By 30 September 2020, the Personal & Business Banking South Africa (PBB SA) client relief portfolio had declined from R107 billion as at 30 June 2020 to R61 billion. On the lapsed accounts (i.e. where the payment holiday period granted had expired and the relief had not been extended) the average monthly instalment payment rate was >95% for the secured portfolios (mortgages and VAF), >90% for the unsecured portfolios (card and personal unsecured) and 100% for business lending. Of the extended portfolio (i.e. where the payment holiday period granted had expired and the relief period had been extended), 83% thereof was secured.

Provision coverage on the remaining R61 billion client relief portfolio increased relative to 30 June 2020.

In PBB Africa Regions (PBB AR), the client relief portfolio declined from R11 billion as at 30 June 2020 to R6 billion as at 30 September 2020. Of the balance outstanding c.56% is to business customers, >75% is secured and >75% relates to exposures to clients in Kenya, Namibia, Nigeria and Uganda. The performance of the lapsed book is better than the rest of the portfolio – 99% in stage 1 and 2. Provision coverage on the remaining R6 billion client relief portfolio increased relative to 30 June 2020.

Corporate & Investment Banking (CIB) client exposures with restructured terms increased to R70 billion (from R48 billion as at 30 June 2020). CIB continues to monitor certain sector- and client-specific risks closely; namely Commercial Real Estate, Hospitality and Oil & Gas.

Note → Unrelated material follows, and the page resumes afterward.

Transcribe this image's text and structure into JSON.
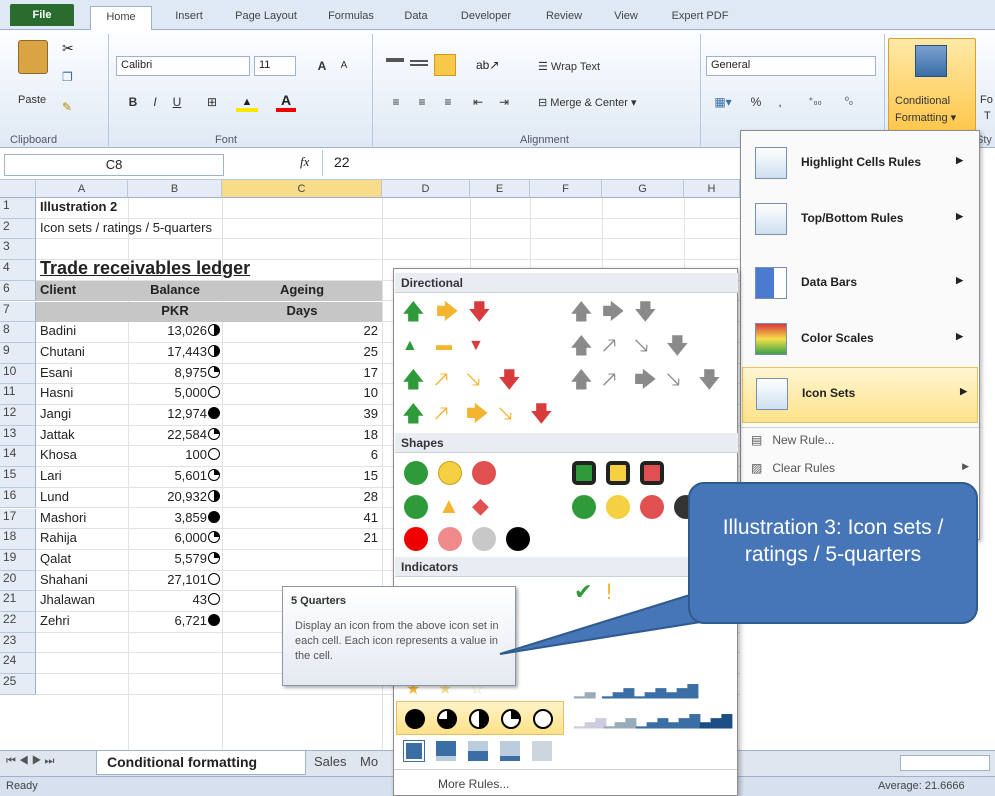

In 3Q20, PBB disbursements continued to recover from lows in April 2020. In South Africa, attractive house prices and lower interest rates supported sales activity and in turn, mortgage disbursements in the quarter. Period on period, growth in PBB’s unsecured portfolios continued to outpace that of the secured portfolios.

Growth of the PBB Africa Regions’ portfolio continued to outpace PBB South Africa. In CIB in 3Q20, lending to corporates in South Africa slowed relative to 1H20, however lending growth in Africa Regions remained robust. Customer deposit growth period on period remained robust.

benchmark rate cuts squeeze margins. The significant interest rate cuts year to date are an increasing drag on margins and net interest income (NII). In South Africa, we do not expect any further interest rate cuts this year (after cumulative cuts of 300 basis points to the end of July 2020). We expect a 25 basis point increase in 2021. In Africa Regions, inflation is broadly in check and rates are expected to remain at similar levels through to the end of the year. Trading activities slowed in 3Q20 but remained a key driver of non-interest revenue growth year to date. In South Africa, PBB account turnover levels recovered to at or around pre-COVID levels (personal accounts slightly above and business accounts slightly below). Larger businesses recovered faster than smaller businesses. Physical channel activity levels (branch and ATM) improved but remained below pre-COVID levels, negatively impacting fees. In PBB Africa Regions, ongoing customer acquisition supported fees.

Cost efficiency. Cost containment remains a focus. Information Technology (IT) costs remained elevated as we continued to invest, particularly in digital client capabilities. In light of the NII and activity-related fee pressures, we expect negative jaws for FY20. Pre-provision operating profit growth was marginally negative period on period.

Credit trajectory. Credit trends to date are in line with our expectations. While initial indications are that collections have improved in 3Q20 relative to 2Q20, retrenchment claims have also increased. The latter, combined with broader customer stress, resulted in an increase in non-performing loans and additional impairment charges as balances transferred from stage 1 or 2 to stage 3. There remains a risk that the environment deteriorates, and the portfolio performance is worse than currently expected; for example, due to new waves of infection, subsequent lockdowns and further job losses.